Apart from making sure your blog looks good and has great content there are a number of other ways that you can grow your reputation.

Firstly, be active on social media. Make yourself well known in the digital world. Try and carve out a niche and learn as much as possible about it. If you can earn a specialism then you will be surprised how much this gains you a reputation. Once you have this niche carved out, try to write about it regularly, building your reputation as somebody who knows their stuff.

Secondly, try and write on a wide range of different platforms. There are lots of online magazines and specialist sites out there. Try and get your work published widely on these platforms and always search for new avenues to publish your work.

Finally, get actively involved in the blogosphere and make informed comments on other people’s blogs. After a while you will see your own blog visitor numbers grow, as your reputation grows.

Just Write


Just write. That’s what they always told me (by they I mean other writers who were way more experienced that I was when I first started out). The important thing to do when you sit down at your computer to start writing is to not think too hard about it, just churn out the words. After all, editing can come later; spell checking can come later; grammar checking can come later. Once you have an idea, you should roll with it and have confidence that your writing style and ability will carry you through to the other end.

When you are a freelance digital journalist, time is money, just like with any other job. With this in mind it is really important that you get through as many tasks in one day as possible. If you don’t get words down on paper then there won’t be any payment, and if there isn’t any payment then the bills cannot be paid. If you already have work lined up for the day, then get on and do it. If you don’t have any work then you are going to have to spend some time looking for it. This usually isn’t too difficult though, and once you have built up a solid client base, you can send round some emails or messages to see if anybody has any work. More often than not, somebody will have something for you.

You may have heard of a thing called writers block. This is a real thing and sometimes, the words just don’t flow. You can have a really good idea of what you want to write in your head, but you just can’t get it down on the page. Alternatively, you might not be able to think about the idea at all and really struggle to get motivated. This is ok and all writers go through it at some point. However, often the best way of getting through it is to just write. It doesn’t necessarily matter what it is about, you just need to get something down. It is always worth having a few tasks on the go at any one time that you can return to when you are struggling with one. We all have tasks that we prefer to do above others. The trick with being a freelance writer is to not waste any time, or at least as little time as possible. Even if you are working on something else unrelated to what you feel you should be doing, it is technically not wasted time because you are still writing.

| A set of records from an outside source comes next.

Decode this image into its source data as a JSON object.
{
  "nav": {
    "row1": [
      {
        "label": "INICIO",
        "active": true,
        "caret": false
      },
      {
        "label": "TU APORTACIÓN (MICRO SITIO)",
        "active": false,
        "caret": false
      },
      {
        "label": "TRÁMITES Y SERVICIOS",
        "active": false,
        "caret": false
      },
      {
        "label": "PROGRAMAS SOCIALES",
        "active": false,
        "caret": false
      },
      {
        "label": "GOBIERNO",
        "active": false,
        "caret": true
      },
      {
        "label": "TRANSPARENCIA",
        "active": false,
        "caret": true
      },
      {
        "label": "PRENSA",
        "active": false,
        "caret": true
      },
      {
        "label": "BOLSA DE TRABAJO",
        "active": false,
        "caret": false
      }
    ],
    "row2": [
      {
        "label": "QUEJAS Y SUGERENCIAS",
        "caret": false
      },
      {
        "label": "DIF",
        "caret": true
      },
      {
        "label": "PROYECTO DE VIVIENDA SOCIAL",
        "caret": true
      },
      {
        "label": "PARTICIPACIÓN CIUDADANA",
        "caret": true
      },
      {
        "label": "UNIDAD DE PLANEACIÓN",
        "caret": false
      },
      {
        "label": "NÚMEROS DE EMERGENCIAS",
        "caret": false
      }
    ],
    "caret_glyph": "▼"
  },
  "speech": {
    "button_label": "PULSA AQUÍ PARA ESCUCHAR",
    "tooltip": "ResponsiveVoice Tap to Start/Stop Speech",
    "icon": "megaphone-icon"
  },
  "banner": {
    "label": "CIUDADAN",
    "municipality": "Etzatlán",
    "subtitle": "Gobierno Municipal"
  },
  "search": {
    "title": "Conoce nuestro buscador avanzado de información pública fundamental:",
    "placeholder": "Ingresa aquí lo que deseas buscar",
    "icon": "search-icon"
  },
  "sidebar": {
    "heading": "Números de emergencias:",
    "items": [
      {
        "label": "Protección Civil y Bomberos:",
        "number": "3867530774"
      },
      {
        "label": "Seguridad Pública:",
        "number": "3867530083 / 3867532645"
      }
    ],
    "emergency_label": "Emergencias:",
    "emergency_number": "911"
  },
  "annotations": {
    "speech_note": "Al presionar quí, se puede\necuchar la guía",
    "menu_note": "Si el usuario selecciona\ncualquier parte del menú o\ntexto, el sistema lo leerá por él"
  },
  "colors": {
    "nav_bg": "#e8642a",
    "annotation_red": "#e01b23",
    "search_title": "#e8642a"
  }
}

So, in conclusion, when you get up in the morning, you need to get into the routine of writing. It can take a bit of time to realise that it is now your day job and it is your daily duty to get out there on the internet and write articles. However, you need to get into a routine of writing. Just write, and don’t look back. When you get to the end of the day and you look back at what you have achieved, you will feel good. Then you can go to bed and afterwards, get out of bed and do the whole thing again! It should be what you enjoy doing so it shouldn’t be a chore. Writing is what you are good at – so just write!